Some have suggested that if only we have enough faith, God will help us with our plight.
Diets are touted, as a rite of passage, and you just have to find the right one to 'get it right'.
We're told that if we just put the fork down, and move more, we would be able to lose weight.
We're told that we just need to use self control.
If only it were that simple.
When all of that fails, then what?
Well, for me, that became complicated.
Because you see, it had been suggested by society that gastric bypass surgery was for the lazy. The people who couldn't be bothered to try hard enough.
That it was the easy way out. Shameful.

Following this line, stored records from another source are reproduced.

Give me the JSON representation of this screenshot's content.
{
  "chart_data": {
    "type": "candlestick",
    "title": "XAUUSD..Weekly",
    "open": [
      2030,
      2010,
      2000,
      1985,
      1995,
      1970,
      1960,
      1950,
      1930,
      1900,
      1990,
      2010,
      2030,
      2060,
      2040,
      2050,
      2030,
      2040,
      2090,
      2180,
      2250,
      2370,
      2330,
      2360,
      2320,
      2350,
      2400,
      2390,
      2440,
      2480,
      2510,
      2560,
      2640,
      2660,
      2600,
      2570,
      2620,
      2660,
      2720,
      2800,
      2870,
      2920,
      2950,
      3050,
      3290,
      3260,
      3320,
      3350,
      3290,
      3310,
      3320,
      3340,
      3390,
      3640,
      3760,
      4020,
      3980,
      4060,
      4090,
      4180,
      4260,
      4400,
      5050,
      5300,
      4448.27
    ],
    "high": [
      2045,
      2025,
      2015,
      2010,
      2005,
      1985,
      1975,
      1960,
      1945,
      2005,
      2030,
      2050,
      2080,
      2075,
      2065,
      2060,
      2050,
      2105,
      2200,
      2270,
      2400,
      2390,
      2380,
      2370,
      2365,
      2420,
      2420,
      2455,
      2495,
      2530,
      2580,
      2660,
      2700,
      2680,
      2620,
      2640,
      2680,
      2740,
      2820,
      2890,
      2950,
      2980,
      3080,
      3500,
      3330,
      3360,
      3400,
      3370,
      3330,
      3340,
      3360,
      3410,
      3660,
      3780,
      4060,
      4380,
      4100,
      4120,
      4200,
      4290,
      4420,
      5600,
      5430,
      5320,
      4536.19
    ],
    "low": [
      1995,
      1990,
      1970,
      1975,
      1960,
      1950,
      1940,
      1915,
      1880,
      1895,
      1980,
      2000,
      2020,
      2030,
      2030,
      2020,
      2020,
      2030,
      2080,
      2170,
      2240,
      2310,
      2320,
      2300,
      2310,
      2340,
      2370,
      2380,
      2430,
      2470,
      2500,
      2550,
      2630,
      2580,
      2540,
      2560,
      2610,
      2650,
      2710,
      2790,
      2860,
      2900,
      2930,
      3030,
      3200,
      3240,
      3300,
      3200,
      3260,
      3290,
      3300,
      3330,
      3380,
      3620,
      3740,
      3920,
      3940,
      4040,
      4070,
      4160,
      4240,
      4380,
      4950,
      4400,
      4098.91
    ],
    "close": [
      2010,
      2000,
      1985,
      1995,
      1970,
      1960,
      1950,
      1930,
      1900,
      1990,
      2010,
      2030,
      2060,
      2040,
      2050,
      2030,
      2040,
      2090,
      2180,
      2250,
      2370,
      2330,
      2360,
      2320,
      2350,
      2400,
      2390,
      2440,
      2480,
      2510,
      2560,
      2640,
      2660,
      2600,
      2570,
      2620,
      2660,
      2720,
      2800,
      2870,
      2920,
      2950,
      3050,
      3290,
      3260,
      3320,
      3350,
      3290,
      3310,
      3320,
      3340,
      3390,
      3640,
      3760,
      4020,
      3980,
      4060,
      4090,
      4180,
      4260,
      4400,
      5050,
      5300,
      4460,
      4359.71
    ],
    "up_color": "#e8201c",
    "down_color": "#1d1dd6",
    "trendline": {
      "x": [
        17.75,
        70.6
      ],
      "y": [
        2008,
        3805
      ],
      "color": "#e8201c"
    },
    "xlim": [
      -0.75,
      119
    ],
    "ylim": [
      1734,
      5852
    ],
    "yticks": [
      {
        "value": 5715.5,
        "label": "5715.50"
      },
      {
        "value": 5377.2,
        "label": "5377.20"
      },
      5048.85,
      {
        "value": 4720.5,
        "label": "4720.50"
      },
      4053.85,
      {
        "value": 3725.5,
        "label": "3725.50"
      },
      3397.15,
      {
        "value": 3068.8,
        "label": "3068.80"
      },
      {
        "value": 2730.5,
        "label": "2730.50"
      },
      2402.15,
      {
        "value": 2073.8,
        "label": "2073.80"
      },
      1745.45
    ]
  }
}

I cringed, dying inside because I knew what this would mean.
Choosing this would be tantamount to a failure of character, because of the way I had been taught to think.
But I also saw the hope in people when they posted their 'before and after shots'. I heard the stories, of people that were able to get off medications, that were able to achieve their weight loss goals, and some of them talked about how it felt to not be in pain any more.
To not be exhausted, because of the constant pain.
There was a part of me so conflicted at weighing my choices.
How do you think it feels to stand at the edge of a cliff, knowing that if you told anyone what you were thinking, they'd try to talk you out of it?
It feels lonely. And scary. Like there is a whole lot of unknown.
Fortunately, I was able to find a great support group where I could get my questions answered. They were patient with me.
And I decided that I would take a step.
I would place myself on the wait list for surgery.
I knew that it would be a year, before I had satisfied all the requirements of the clinic. I would attend all of my appointments and continue as though I was planning on surgery. I would endeavour to make a last hurrah, in order to avoid surgery, but I would put myself on a timeline. If it was at all possible to pull this off, it would be done. I was motivated.
And I did everything possible.
And the weight loss stalled yet again.
There was a set point that my body simply would not go below for anything. I struggled, beginning to know that there didn't seem to be any other way out.
It was during the appointments for the clinic, and in that year that two important things happened: My endocrinologist was very supportive when I suggested that I was considering the surgery. He really encouraged me to go ahead with it, based on having watched another patient of his regain his life.
Also, the internist was one of the mandatory appointments. She told me essentially that there is a very small percentage of people who every pull off this type of weight loss without the surgery. My thyroid condition set me squarely NOT in that percentage.
Do you know what happened in that moment? I had been granted a permission slip to put away all of the society driven criticisms. I was granted a medical reason to consider this tool on its' own merits. There was something very freeing in that.